Our discussion here has skimmed the surface of how official style can be used ineffectively, while also keeping in mind that our ability to engage with this kind of material is a skill that we, as educated individuals must accept as a necessity. This impacts my argument and creates the need for a specification. This text, while containing a great deal of information about the English language that should be a part of this course curriculum, must be assessed for its appropriateness. The book itself may not be as useless to somebody pursuing the study of Old English so to that end I must capitulate that this text is not entirely pointless and does have a potential classroom application. Given this concession, we have raised the question of the import of variety. When we are presented with information on any subject, a lack of available alternative sources should be a concern. We must always be critical of what we read but this is only possible through the application of caparison and where none is available our mind set should remain dubious.
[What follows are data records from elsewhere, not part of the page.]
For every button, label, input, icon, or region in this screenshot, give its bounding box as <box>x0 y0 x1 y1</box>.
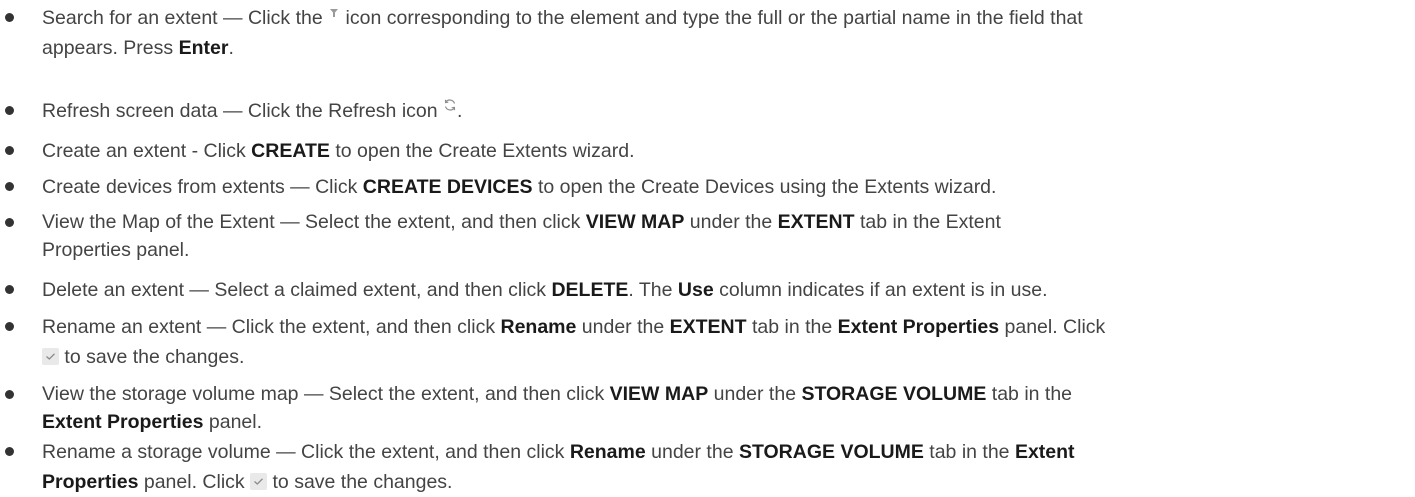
item-bold: EXTENT <box>669 316 747 338</box>
item-text: to save the changes. <box>267 471 453 493</box>
refresh-icon <box>443 98 457 112</box>
item-text: Create devices from extents — Click <box>42 176 363 198</box>
item-text: Rename a storage volume — Click the exte… <box>42 441 570 463</box>
item-text: icon corresponding to the element and ty… <box>340 7 1083 29</box>
item-text: under the <box>645 441 739 463</box>
item-text: appears. Press <box>42 37 179 59</box>
item-bold: Use <box>677 279 714 301</box>
item-text: . <box>457 100 463 122</box>
bullet-dot <box>5 182 14 191</box>
item-text: to open the Create Extents wizard. <box>329 140 635 162</box>
item-text: Search for an extent — Click the <box>42 7 329 29</box>
bullet-dot <box>5 218 14 227</box>
item-bold: Extent <box>1014 441 1075 463</box>
item-bold: EXTENT <box>777 211 855 233</box>
item-bold: CREATE <box>251 140 330 162</box>
item-text: under the <box>708 383 802 405</box>
item-bold: VIEW MAP <box>585 211 685 233</box>
bullet-dot <box>5 322 14 331</box>
bullet-dot <box>5 390 14 399</box>
item-bold: DELETE <box>551 279 629 301</box>
item-bold: Enter <box>178 37 229 59</box>
item-text: to save the changes. <box>59 346 245 368</box>
item-text: column indicates if an extent is in use. <box>713 279 1048 301</box>
item-bold: Extent Properties <box>42 411 204 433</box>
item-text: under the <box>576 316 670 338</box>
item-bold: Rename <box>500 316 577 338</box>
bullet-dot <box>5 146 14 155</box>
item-text: . <box>228 37 234 59</box>
item-bold: STORAGE VOLUME <box>738 441 924 463</box>
bullet-dot <box>5 285 14 294</box>
bullet-dot <box>5 447 14 456</box>
filter-icon <box>328 8 340 18</box>
item-text: panel. <box>203 411 263 433</box>
item-text: Create an extent - Click <box>42 140 252 162</box>
item-bold: STORAGE VOLUME <box>801 383 987 405</box>
item-text: Properties panel. <box>42 239 190 261</box>
item-text: Refresh screen data — Click the Refresh … <box>42 100 444 122</box>
item-text: tab in the Extent <box>854 211 1001 233</box>
item-bold: Properties <box>42 471 139 493</box>
item-text: tab in the <box>746 316 838 338</box>
item-text: to open the Create Devices using the Ext… <box>532 176 997 198</box>
bullet-dot <box>5 106 14 115</box>
item-bold: Rename <box>569 441 646 463</box>
bullet-dot <box>5 13 14 22</box>
document-page: Search for an extent — Click the icon co… <box>0 0 1415 493</box>
item-text: View the Map of the Extent — Select the … <box>42 211 586 233</box>
item-text: Rename an extent — Click the extent, and… <box>42 316 501 338</box>
item-text: tab in the <box>986 383 1073 405</box>
item-text: panel. Click <box>138 471 251 493</box>
item-text: panel. Click <box>999 316 1106 338</box>
item-text: under the <box>684 211 778 233</box>
item-bold: VIEW MAP <box>609 383 709 405</box>
item-bold: Extent Properties <box>837 316 1000 338</box>
item-bold: CREATE DEVICES <box>362 176 533 198</box>
item-text: View the storage volume map — Select the… <box>42 383 610 405</box>
checkmark-icon <box>42 348 59 365</box>
item-text: . The <box>628 279 678 301</box>
item-text: tab in the <box>923 441 1015 463</box>
item-text: Delete an extent — Select a claimed exte… <box>42 279 552 301</box>
checkmark-icon <box>250 473 268 490</box>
The official style has been dubbed the dominant style of our time and is found everywhere from legal doctrines to political speeches, textbooks to memos, and has given us a comfortable form in which to express ourselves intellectually and professionally. But. as we have discussed, the use of this style must be considered with care when implementing it in our writing. It is crucial to consider your audience in order to gauge the degree to which you employ this language strategy and as we have seen, Baugh and Cable have failed miserably in this regard. They have created a textbook that caters to themselves and the result is a useless pile of paper that has been forced upon students who must constantly struggle to read and dissect its incoherent pages. Our writers have demonstrated zero consideration for their audience and utilized expletives to such a degree as to make their words unreadable and their concepts indecipherable. This book is a prime example of the official style gone wrong and proof that just because you as a writer understand what you are saying does not mean that your words have any value to those who will eventually be forced to read them.